I'm not amused.  In the past month, these two white-trash icons have demonstrated enormous power over American politics and popular culture, with Cotton throwing a monkey wrench into ongoing negotiations with Iran and Cyrus perpetrating a negative influence on cultural and musical standards.  Their influences intersected in this incident, showing how Cotton is completely ignorant of how gays have to endure intolerance and how Cyrus is completely disrespectful of the democratic process by urging her fans to cause trouble - "Let's stir some shit up!" she wrote on Twitter when she told her fans to call Cotton's office - when a tactful, old-school letter-writing campaign to the senator (or even a demonstration outside the building housing his office) would have been a whole lot classier.  But what's really scary is how Cotton was elected to the Senate by low-information voters in Arkansas incapable of critical thinking and how Cyrus can snap her fingers and make her critically unthinking fans do something for a cause without wondering if maybe there's a better way to achieve an otherwise worthy objective.

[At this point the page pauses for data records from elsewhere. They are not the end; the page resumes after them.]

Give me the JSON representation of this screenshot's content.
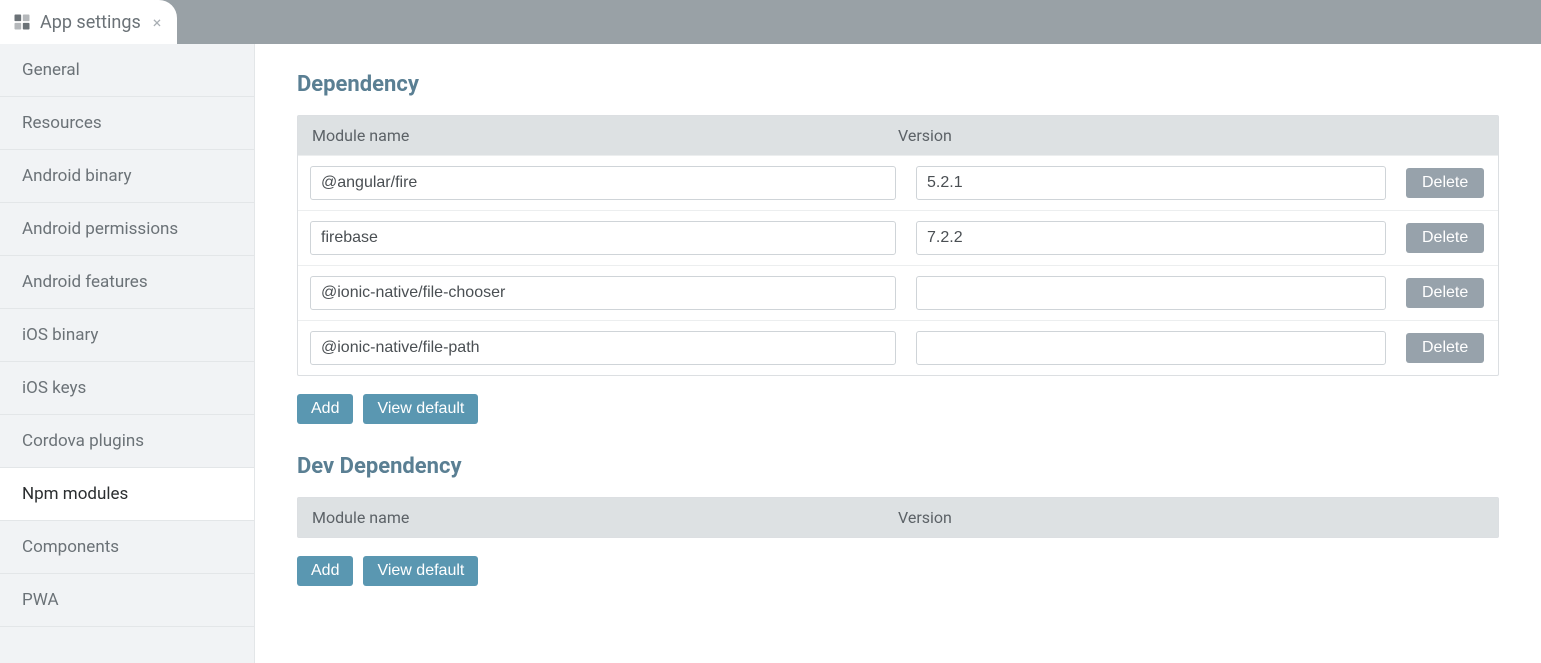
{
  "tab": {
    "title": "App settings",
    "close": "×"
  },
  "sidebar": {
    "items": [
      {
        "label": "General"
      },
      {
        "label": "Resources"
      },
      {
        "label": "Android binary"
      },
      {
        "label": "Android permissions"
      },
      {
        "label": "Android features"
      },
      {
        "label": "iOS binary"
      },
      {
        "label": "iOS keys"
      },
      {
        "label": "Cordova plugins"
      },
      {
        "label": "Npm modules"
      },
      {
        "label": "Components"
      },
      {
        "label": "PWA"
      }
    ],
    "active_index": 8
  },
  "sections": {
    "dependency": {
      "title": "Dependency",
      "columns": {
        "name": "Module name",
        "version": "Version"
      },
      "rows": [
        {
          "name": "@angular/fire",
          "version": "5.2.1"
        },
        {
          "name": "firebase",
          "version": "7.2.2"
        },
        {
          "name": "@ionic-native/file-chooser",
          "version": ""
        },
        {
          "name": "@ionic-native/file-path",
          "version": ""
        }
      ],
      "buttons": {
        "add": "Add",
        "view_default": "View default",
        "delete": "Delete"
      }
    },
    "dev_dependency": {
      "title": "Dev Dependency",
      "columns": {
        "name": "Module name",
        "version": "Version"
      },
      "rows": [],
      "buttons": {
        "add": "Add",
        "view_default": "View default"
      }
    }
  }
}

By the way, Miley, as long as you're ordering fans what to do and how to act, can you please have them call House and Senate members on the respective transportation committees to get them to endorse high-speed rail?  You do that, and I'll never question your musical integrity again!
Yeah, right.  Anyway, politicians and corporate officers with more influence than Miley Cyrus successfully got Indiana and Cotton's home state of Arkansas to amend their respective religious freedom laws to make it clear that no one can be discriminated against on the basis of sexual orientation, and while that's not good enough for some gay-rights activists, it was good enough for states that had banned official travel to Indiana, such as Connecticut, New York, and New Jersey, which have since lifted those bans.  (Oops!  Correction: New Jersey never had such a ban because Chris Christie is an intolerant bully!)  Also, the rock band Wilco subsequently decided not to cancel a concert in Indiana after having threatened to do so . . . but who cares when they're one of those white alternative-rock guitar bands that few people have ever heard of because they don't get enough radio play?  (Indeed, one conservative talk-radio host in Indianapolis made fun of Wilco for their obscurity after the band pledged not to come to Indiana until and unless the law was changed.  The attitude was, Sure, Wilco could protest a law all they wanted, but it's not like anyone would care because they certainly aren't . . . Miley Cyrus!) 

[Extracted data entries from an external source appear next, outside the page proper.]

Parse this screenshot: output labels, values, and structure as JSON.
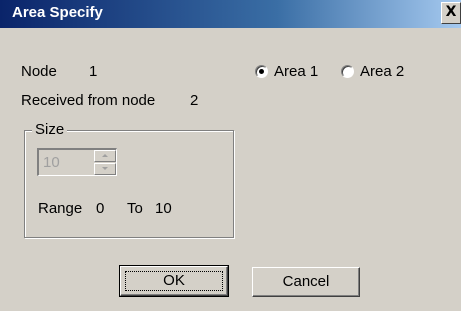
{
  "window": {
    "title": "Area Specify",
    "close_label": "X"
  },
  "node": {
    "label": "Node",
    "value": "1"
  },
  "received": {
    "label": "Received from node",
    "value": "2"
  },
  "area_options": [
    {
      "label": "Area 1",
      "selected": true
    },
    {
      "label": "Area 2",
      "selected": false
    }
  ],
  "size_group": {
    "label": "Size",
    "value": "10",
    "range_label": "Range",
    "range_min": "0",
    "to_label": "To",
    "range_max": "10"
  },
  "buttons": {
    "ok": "OK",
    "cancel": "Cancel"
  }
}
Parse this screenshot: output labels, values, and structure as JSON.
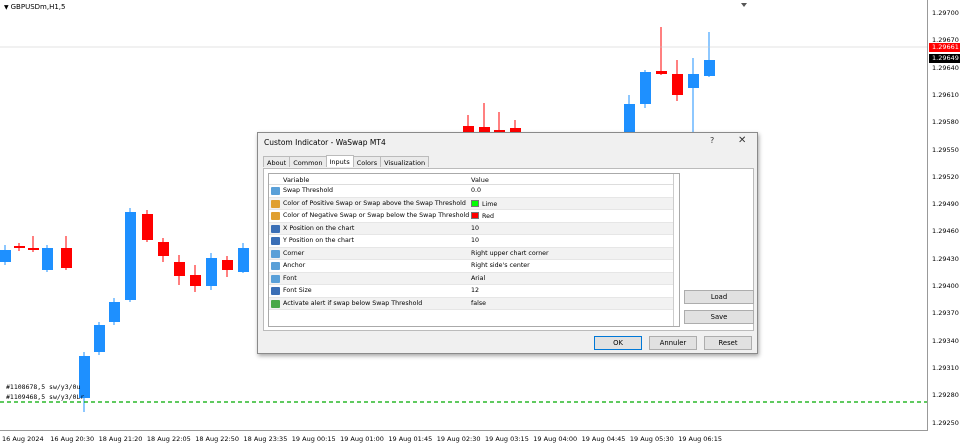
{
  "chart": {
    "symbol": "GBPUSDm,H1,5",
    "colors": {
      "bull": "#1e90ff",
      "bear": "#ff0000",
      "dashed": "#00aa00"
    },
    "price_ticks": [
      "1.29700",
      "1.29670",
      "1.29640",
      "1.29610",
      "1.29580",
      "1.29550",
      "1.29520",
      "1.29490",
      "1.29460",
      "1.29430",
      "1.29400",
      "1.29370",
      "1.29340",
      "1.29310",
      "1.29280",
      "1.29250"
    ],
    "price_tag_upper": "1.29661",
    "price_tag_lower": "1.29649",
    "time_ticks": [
      "16 Aug 2024",
      "16 Aug 20:30",
      "18 Aug 21:20",
      "18 Aug 22:05",
      "18 Aug 22:50",
      "18 Aug 23:35",
      "19 Aug 00:15",
      "19 Aug 01:00",
      "19 Aug 01:45",
      "19 Aug 02:30",
      "19 Aug 03:15",
      "19 Aug 04:00",
      "19 Aug 04:45",
      "19 Aug 05:30",
      "19 Aug 06:15"
    ],
    "overlay_line1": "#1108678,5 sw/y3/0u",
    "overlay_line2": "#1109468,5 sw/y3/0Lr"
  },
  "dialog": {
    "title": "Custom Indicator - WaSwap MT4",
    "help": "?",
    "close": "✕",
    "tabs": [
      "About",
      "Common",
      "Inputs",
      "Colors",
      "Visualization"
    ],
    "active_tab": "Inputs",
    "columns": {
      "variable": "Variable",
      "value": "Value"
    },
    "rows": [
      {
        "variable": "Swap Threshold",
        "value": "0.0",
        "icon": "#5aa0d8"
      },
      {
        "variable": "Color of Positive Swap or Swap above the Swap Threshold",
        "value": "Lime",
        "swatch": "#00ff00",
        "icon": "#e0a030"
      },
      {
        "variable": "Color of Negative Swap or Swap below the Swap Threshold",
        "value": "Red",
        "swatch": "#ff0000",
        "icon": "#e0a030"
      },
      {
        "variable": "X Position on the chart",
        "value": "10",
        "icon": "#3b6fb6"
      },
      {
        "variable": "Y Position on the chart",
        "value": "10",
        "icon": "#3b6fb6"
      },
      {
        "variable": "Corner",
        "value": "Right upper chart corner",
        "icon": "#5aa0d8"
      },
      {
        "variable": "Anchor",
        "value": "Right side's center",
        "icon": "#5aa0d8"
      },
      {
        "variable": "Font",
        "value": "Arial",
        "icon": "#5aa0d8"
      },
      {
        "variable": "Font Size",
        "value": "12",
        "icon": "#3b6fb6"
      },
      {
        "variable": "Activate alert if swap below Swap Threshold",
        "value": "false",
        "icon": "#48a848"
      }
    ],
    "load_label": "Load",
    "save_label": "Save",
    "ok_label": "OK",
    "cancel_label": "Annuler",
    "reset_label": "Reset"
  }
}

Tom Cotton is part of a growing number of ignoramuses in Congress that trivialize our politics - a multitude of Louie Gohmerts.  But Miley Cyrus, despite her gay-rights stand, is still as much an embarrassment to America as Cotton and Gohmert are, she being part of a growing number of performers that have turned popular music and popular culture in general into a tawdry, trashy sideshow where artistic talent is minimized and shock value is ultimately prized.

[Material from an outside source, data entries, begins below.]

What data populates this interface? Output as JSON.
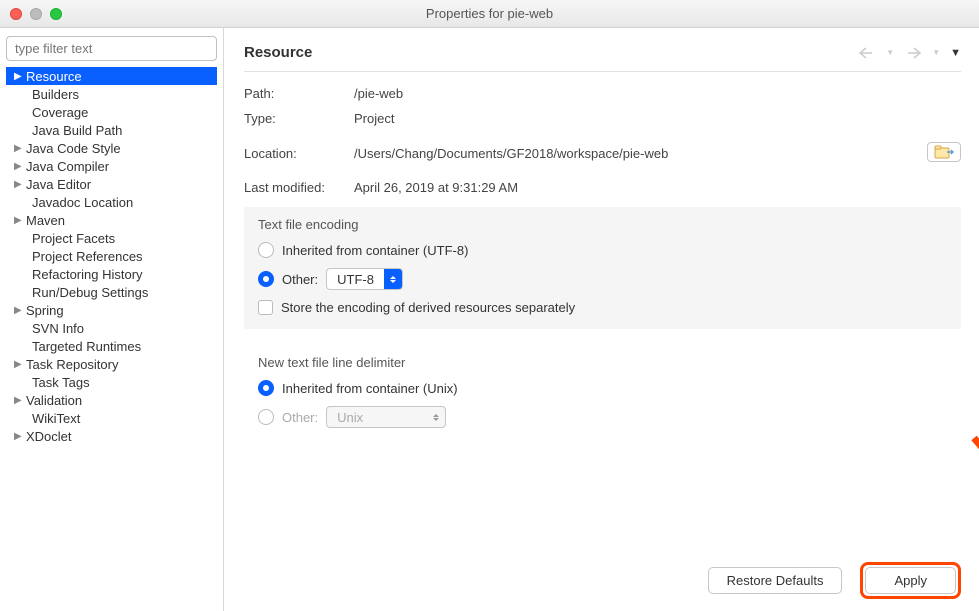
{
  "window": {
    "title": "Properties for pie-web"
  },
  "filter": {
    "placeholder": "type filter text"
  },
  "tree": {
    "items": [
      {
        "label": "Resource",
        "hasChildren": true,
        "selected": true
      },
      {
        "label": "Builders",
        "hasChildren": false,
        "indent": true
      },
      {
        "label": "Coverage",
        "hasChildren": false,
        "indent": true
      },
      {
        "label": "Java Build Path",
        "hasChildren": false,
        "indent": true
      },
      {
        "label": "Java Code Style",
        "hasChildren": true
      },
      {
        "label": "Java Compiler",
        "hasChildren": true
      },
      {
        "label": "Java Editor",
        "hasChildren": true
      },
      {
        "label": "Javadoc Location",
        "hasChildren": false,
        "indent": true
      },
      {
        "label": "Maven",
        "hasChildren": true
      },
      {
        "label": "Project Facets",
        "hasChildren": false,
        "indent": true
      },
      {
        "label": "Project References",
        "hasChildren": false,
        "indent": true
      },
      {
        "label": "Refactoring History",
        "hasChildren": false,
        "indent": true
      },
      {
        "label": "Run/Debug Settings",
        "hasChildren": false,
        "indent": true
      },
      {
        "label": "Spring",
        "hasChildren": true
      },
      {
        "label": "SVN Info",
        "hasChildren": false,
        "indent": true
      },
      {
        "label": "Targeted Runtimes",
        "hasChildren": false,
        "indent": true
      },
      {
        "label": "Task Repository",
        "hasChildren": true
      },
      {
        "label": "Task Tags",
        "hasChildren": false,
        "indent": true
      },
      {
        "label": "Validation",
        "hasChildren": true
      },
      {
        "label": "WikiText",
        "hasChildren": false,
        "indent": true
      },
      {
        "label": "XDoclet",
        "hasChildren": true
      }
    ]
  },
  "page": {
    "title": "Resource",
    "path_label": "Path:",
    "path_value": "/pie-web",
    "type_label": "Type:",
    "type_value": "Project",
    "location_label": "Location:",
    "location_value": "/Users/Chang/Documents/GF2018/workspace/pie-web",
    "modified_label": "Last modified:",
    "modified_value": "April 26, 2019 at 9:31:29 AM"
  },
  "encoding": {
    "group_title": "Text file encoding",
    "inherited_label": "Inherited from container (UTF-8)",
    "other_label": "Other:",
    "other_value": "UTF-8",
    "store_label": "Store the encoding of derived resources separately"
  },
  "delimiter": {
    "group_title": "New text file line delimiter",
    "inherited_label": "Inherited from container (Unix)",
    "other_label": "Other:",
    "other_value": "Unix"
  },
  "buttons": {
    "restore": "Restore Defaults",
    "apply": "Apply"
  }
}
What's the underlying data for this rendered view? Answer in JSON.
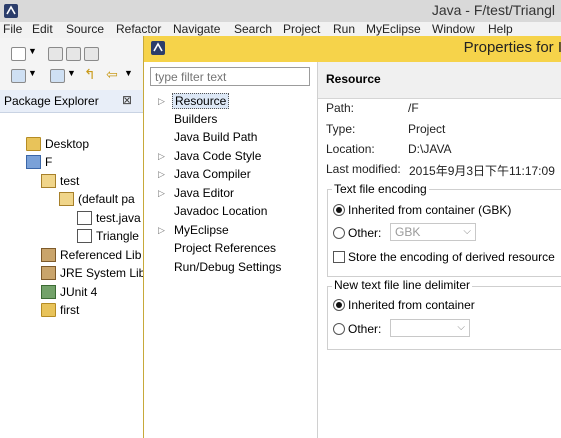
{
  "window": {
    "title": "Java - F/test/Triangl"
  },
  "menu": [
    "File",
    "Edit",
    "Source",
    "Refactor",
    "Navigate",
    "Search",
    "Project",
    "Run",
    "MyEclipse",
    "Window",
    "Help"
  ],
  "package_explorer": {
    "title": "Package Explorer",
    "close_glyph": "⊠",
    "tree": [
      {
        "label": "Desktop",
        "icon": "folder-icon"
      },
      {
        "label": "F",
        "icon": "project-icon"
      },
      {
        "label": "test",
        "icon": "source-folder-icon"
      },
      {
        "label": "(default pa",
        "icon": "package-icon"
      },
      {
        "label": "test.java",
        "icon": "java-file-icon"
      },
      {
        "label": "Triangle",
        "icon": "java-file-icon"
      },
      {
        "label": "Referenced Lib",
        "icon": "library-icon"
      },
      {
        "label": "JRE System Lib",
        "icon": "library-icon"
      },
      {
        "label": "JUnit 4",
        "icon": "junit-icon"
      },
      {
        "label": "first",
        "icon": "folder-icon"
      }
    ]
  },
  "dialog": {
    "title": "Properties for I",
    "filter_placeholder": "type filter text",
    "nav": [
      {
        "label": "Resource",
        "expandable": true,
        "selected": true
      },
      {
        "label": "Builders",
        "expandable": false
      },
      {
        "label": "Java Build Path",
        "expandable": false
      },
      {
        "label": "Java Code Style",
        "expandable": true
      },
      {
        "label": "Java Compiler",
        "expandable": true
      },
      {
        "label": "Java Editor",
        "expandable": true
      },
      {
        "label": "Javadoc Location",
        "expandable": false
      },
      {
        "label": "MyEclipse",
        "expandable": true
      },
      {
        "label": "Project References",
        "expandable": false
      },
      {
        "label": "Run/Debug Settings",
        "expandable": false
      }
    ],
    "page": {
      "title": "Resource",
      "path_label": "Path:",
      "path_value": "/F",
      "type_label": "Type:",
      "type_value": "Project",
      "location_label": "Location:",
      "location_value": "D:\\JAVA",
      "modified_label": "Last modified:",
      "modified_value": "2015年9月3日下午11:17:09",
      "encoding": {
        "title": "Text file encoding",
        "inherited_label": "Inherited from container (GBK)",
        "other_label": "Other:",
        "other_value": "GBK",
        "store_label": "Store the encoding of derived resource"
      },
      "delimiter": {
        "title": "New text file line delimiter",
        "inherited_label": "Inherited from container",
        "other_label": "Other:",
        "other_value": ""
      }
    }
  }
}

"You're not going to last in this generation because we are overtaking you," Cyrus recently said.  "They are dinosaurs and they are dying off. We are the new generation."  She was, rather incoherently, talking about conservative politicians like Cotton (inelegantly switching from the second person to the third person), but she could easily have been talking about old-school rock bands like Wilco as well . . . and she probably was.